For a long time, estate agent windows were incomprehensible to me. Prices simply did not make any sense. How could a grotty terraced house in North London be worth £500,000? Were city high flyers really spending their bonuses on houses that just one short generation ago were occupied by bus drivers and dinner ladies?
More recently, I believe I have developed a better understanding of the estate agent's window. With the virtual disappearance of first time buyers, the UK property market has become a closed community of speculators, trading with each other.
It works something like this: speculator A lists their overvalued slum at the estate agents. Speculator B buys it with a loan from the high street bank, and the estate agent takes his commission. The solicitor gets his cut arranging the transaction, and the Treasury gets the stamp duty.
A short time later, speculator B lists the same property at a higher price and passes it along to Speculator C. So long as the high street bank is prepared to lend out progressively larger mortgages, the cycle continues, with prices accelerating at every stage.
In Britain today, housing ownership is churning around in a stagnant pool of speculators. Each time a property changes hands, the new owner takes on a larger mortgage than the previous owner.
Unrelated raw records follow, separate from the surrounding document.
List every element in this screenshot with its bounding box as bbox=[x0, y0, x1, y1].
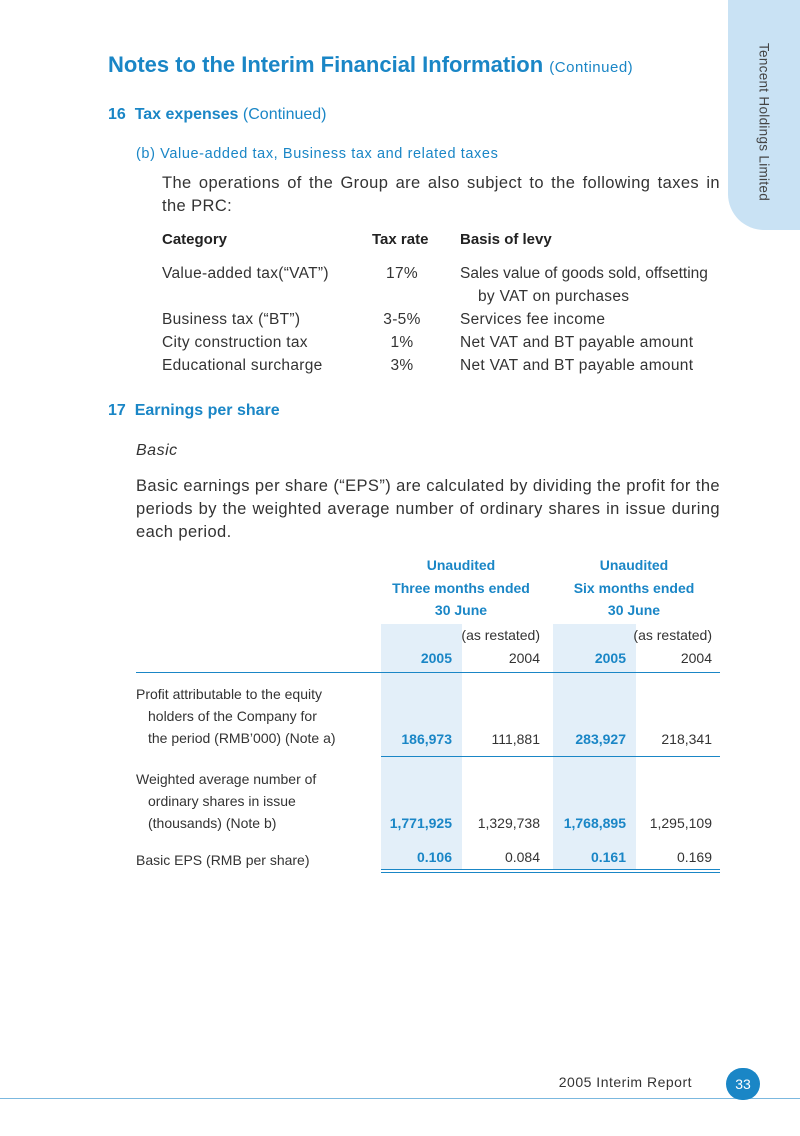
year-header: 2005 bbox=[594, 650, 626, 666]
tax-category: Business tax (“BT”) bbox=[162, 311, 301, 328]
section-16-paragraph: The operations of the Group are also subject to the following taxes in the PRC: bbox=[162, 174, 720, 215]
year-header: 2004 bbox=[508, 650, 540, 666]
restated-note: (as restated) bbox=[633, 627, 712, 643]
tax-basis: Net VAT and BT payable amount bbox=[460, 334, 694, 351]
eps-value: 0.161 bbox=[590, 849, 626, 865]
section-17-number: 17 bbox=[108, 402, 126, 419]
page-title-main: Notes to the Interim Financial Information bbox=[108, 52, 544, 77]
section-17-title: Earnings per share bbox=[134, 402, 280, 419]
group-header-line: Three months ended bbox=[392, 579, 530, 596]
tax-category: Value-added tax(“VAT”) bbox=[162, 265, 329, 282]
total-rule bbox=[381, 869, 720, 870]
tax-header-basis: Basis of levy bbox=[460, 231, 552, 248]
footer-rule bbox=[0, 1098, 800, 1099]
row-rule bbox=[381, 756, 720, 757]
page-title-continued: (Continued) bbox=[549, 59, 634, 76]
tax-header-rate: Tax rate bbox=[372, 231, 429, 248]
tax-rate: 1% bbox=[390, 334, 414, 351]
section-16-continued: (Continued) bbox=[242, 106, 327, 123]
eps-value: 1,771,925 bbox=[389, 815, 452, 831]
eps-value: 0.106 bbox=[416, 849, 452, 865]
eps-row-label: Profit attributable to the equity holders of the Company for the period (RMB’000) (Note a) bbox=[136, 686, 336, 746]
tax-rate: 3% bbox=[390, 357, 414, 374]
eps-value: 0.084 bbox=[504, 849, 540, 865]
tax-rate: 17% bbox=[386, 265, 418, 282]
tax-basis: Net VAT and BT payable amount bbox=[460, 357, 694, 374]
tax-basis: Sales value of goods sold, offsetting bbox=[460, 265, 708, 282]
group-header-six-months bbox=[554, 554, 714, 622]
page-title bbox=[108, 52, 633, 78]
year-header: 2004 bbox=[680, 650, 712, 666]
year-header: 2005 bbox=[420, 650, 452, 666]
header-rule bbox=[136, 672, 720, 673]
section-16-heading bbox=[108, 106, 327, 124]
eps-value: 1,295,109 bbox=[649, 815, 712, 831]
restated-note: (as restated) bbox=[461, 627, 540, 643]
total-rule bbox=[381, 872, 720, 873]
eps-value: 1,768,895 bbox=[563, 815, 626, 831]
tax-category: Educational surcharge bbox=[162, 357, 323, 374]
eps-value: 0.169 bbox=[676, 849, 712, 865]
company-name-tab: Tencent Holdings Limited bbox=[756, 42, 772, 202]
section-16-subheading: (b) Value-added tax, Business tax and related taxes bbox=[136, 146, 499, 162]
tax-basis: Services fee income bbox=[460, 311, 606, 328]
group-header-line: Unaudited bbox=[599, 557, 669, 573]
eps-value: 283,927 bbox=[575, 731, 626, 747]
tax-header-category: Category bbox=[162, 231, 228, 248]
eps-row-label: Weighted average number of ordinary shares in issue (thousands) (Note b) bbox=[136, 771, 317, 831]
footer-report-name: 2005 Interim Report bbox=[558, 1074, 692, 1090]
section-16-title: Tax expenses bbox=[134, 106, 239, 123]
section-17-heading bbox=[108, 402, 280, 420]
tax-rate: 3-5% bbox=[383, 311, 421, 328]
group-header-line: Unaudited bbox=[426, 557, 496, 573]
eps-value: 186,973 bbox=[401, 731, 452, 747]
tax-category: City construction tax bbox=[162, 334, 308, 351]
eps-value: 218,341 bbox=[661, 731, 712, 747]
section-17-paragraph: Basic earnings per share (“EPS”) are calculated by dividing the profit for the periods by the weighted average number of ordinary shares in issue during each period. bbox=[136, 477, 720, 541]
tax-basis-continued: by VAT on purchases bbox=[478, 288, 630, 305]
section-16-number: 16 bbox=[108, 106, 126, 123]
group-header-line: 30 June bbox=[434, 602, 488, 618]
page-number: 33 bbox=[726, 1068, 760, 1100]
eps-row-label: Basic EPS (RMB per share) bbox=[136, 852, 310, 868]
group-header-three-months bbox=[381, 554, 541, 622]
eps-value: 1,329,738 bbox=[477, 815, 540, 831]
section-17-subheading: Basic bbox=[136, 442, 178, 459]
eps-value: 111,881 bbox=[491, 731, 540, 747]
group-header-line: 30 June bbox=[607, 602, 661, 618]
group-header-line: Six months ended bbox=[573, 579, 695, 596]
At an aggregate level, the level of housing related debt has exploded. Nevertheless, everyone seems comfortable because property values have remained buoyant.
Occasionally, housing speculators turn to people like me and try to explain this debt accumulation cycle. Rather than talk about shoddy lending practices, they explain that there is a terrible housing shortage that pushing prices ever higher. In fact, there is so much pent up demand for housing that prices can only ever go one way.
There were occasions when these housing speculators gave me some advice - "go on girl, get out there and get on the property ladder". Here, I must admit to the occasional moments of weakness that led to some unpleasant trips into the estate agents office. I even looked at some potential properties. However, it was follow-up visits down to the high street bank that put me off home-ownership. As I looked at the 25 year repayment schedule, I just couldn't see the annual holiday, or the regular night out. All I could see was a lifetime of financial sacrifice.
These conversations with the home owning elite, the estate agents and the high street mortgage brokers gave the rise in house prices a dubious plausibility. After all, how can anyone argue against the iron laws of restricted supply and pent-up demand?
For a long time, I have to confess to being taken in by this line of thinking. However, one day I noticed that my rent had remained remarkably stable, despite the surge in house prices. If rents are not going up, then where is the housing shortage?
With the housing shortage justification blown away by my stagnant rent, I started to look to credit growth for the answer. Sure enough, the data told a very simple story; UK credit growth was smooching around the housing market like a teenage boy with his first girlfriend.
It soon became obvious that this bubble depended on excessive credit growth and debt accumulation. The housing shortage was merely a abili for irresponsible banking. Furthermore, it was also obvious that house prices would continue to rise so long as banks extend ever larger loans. It would stop as soon as the credit tap was turned off.
After ten years, it appears that the UK housing market has finally reached this point. UK banks have severely restricted mortgage growth. Credit growth has jilted the housing market. The separation will be painful.
Today, speculator A can no longer sell her overvalued property to speculator B. The estate agent will not receive their commission, and the solicitor will not arrange the sale. As for the Treasury, it will not be receiving its stamp duty.
Speculator A, however, will be carrying a very large debt that the high street bank will expect to be serviced. Initially, speculator A will avoid facing up to the harsh truth that their property can not sell at a price sufficient to pay off the mortgage. She will be left with just two choices; either keep paying the mortgage or default. Both will be painful, but the High Street bank would definitely prefer the former rather than latter option. Some speculators will pay, but way too many will end up defaulting.
As for the future, house prices will fall; the bus drivers and dinner ladies will eventually recover those shabby North London terraces. The city highfliers will again buy houses out in Amersham. As for me, I will be able to pass by one of the few remaining estate agents offices without feeling either confused or angry. Yes, better days will soon be upon us. Normal people will again be able to think about buying a home.